ENTREVISTA A BOLA José Luís Arnaut: «Portugal não pode prescindir do saber de Fernando Gomes»

NACIONAL14.02.202510:55

José Luís Arnaut concede primeira entrevista como presidente da Mesa da Assembleia Geral da FPF, no dia em que abandona o lugar, que ocupa desde novembro de 2011. Um olhar sobre o consulado de Fernando Gomes de alguém que sempre fugiu ao protagonismo...

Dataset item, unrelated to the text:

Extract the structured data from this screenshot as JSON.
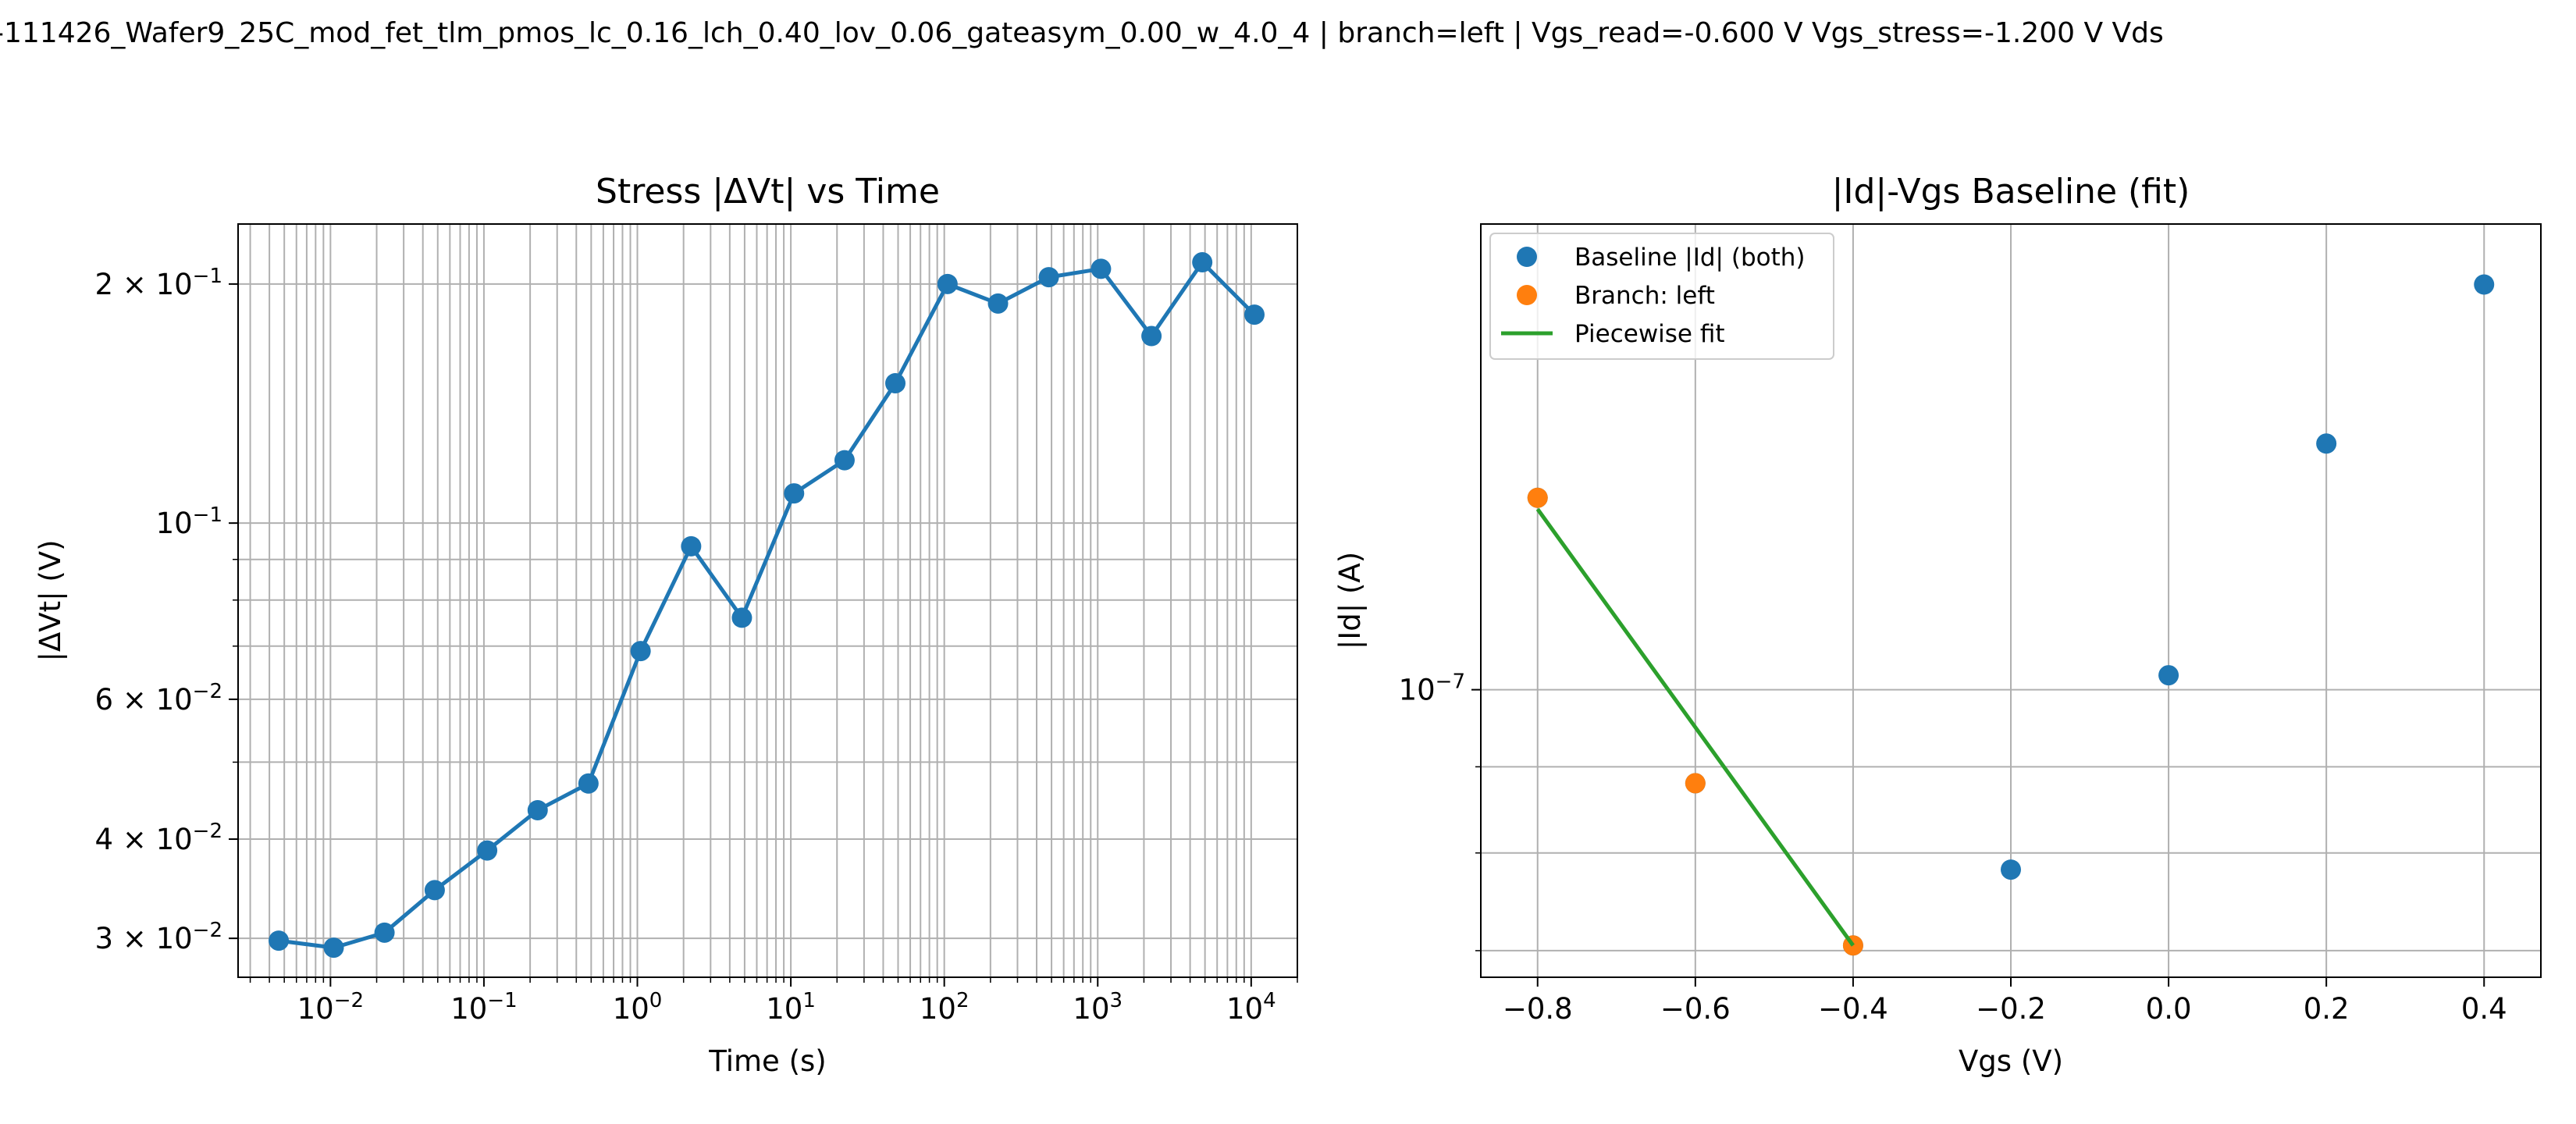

José Luís Arnaut, 61 anos, advogado, atual presidente do Conselho de Administração da ANA, Aeroportos, cessa hoje funções, que vem a exercer desde 2011, como presidente da Mesa da Assembleia Geral (AG) da Federação Portuguesa de Futebol (FPF), tendo antes assumido funções idênticas na Liga de Clubes, presidida por Fernando Gomes, com quem manteve contacto institucional direto durante década e meia. Num momento marcante não só para o futebol nacional como para a nossa sociedade em geral, o Euro-2004, José Luís Arnaut, à altura ministro da Presidência no Governo de Durão Barroso, teve a tutela do Desporto e coube-lhe coordenar, na parte portuguesa, a construção do edifício do primeiro Campeonato da Europa de Futebol do século XXI. Na primeira entrevista que concede em doze anos de presidência da AG da FPF, Arnaut fala como testemunha privilegiada do salto quântico dado pela FPF na liderança de Fernando Gomes, que gostava de ver como presidente do Comité Olímpico de Portugal.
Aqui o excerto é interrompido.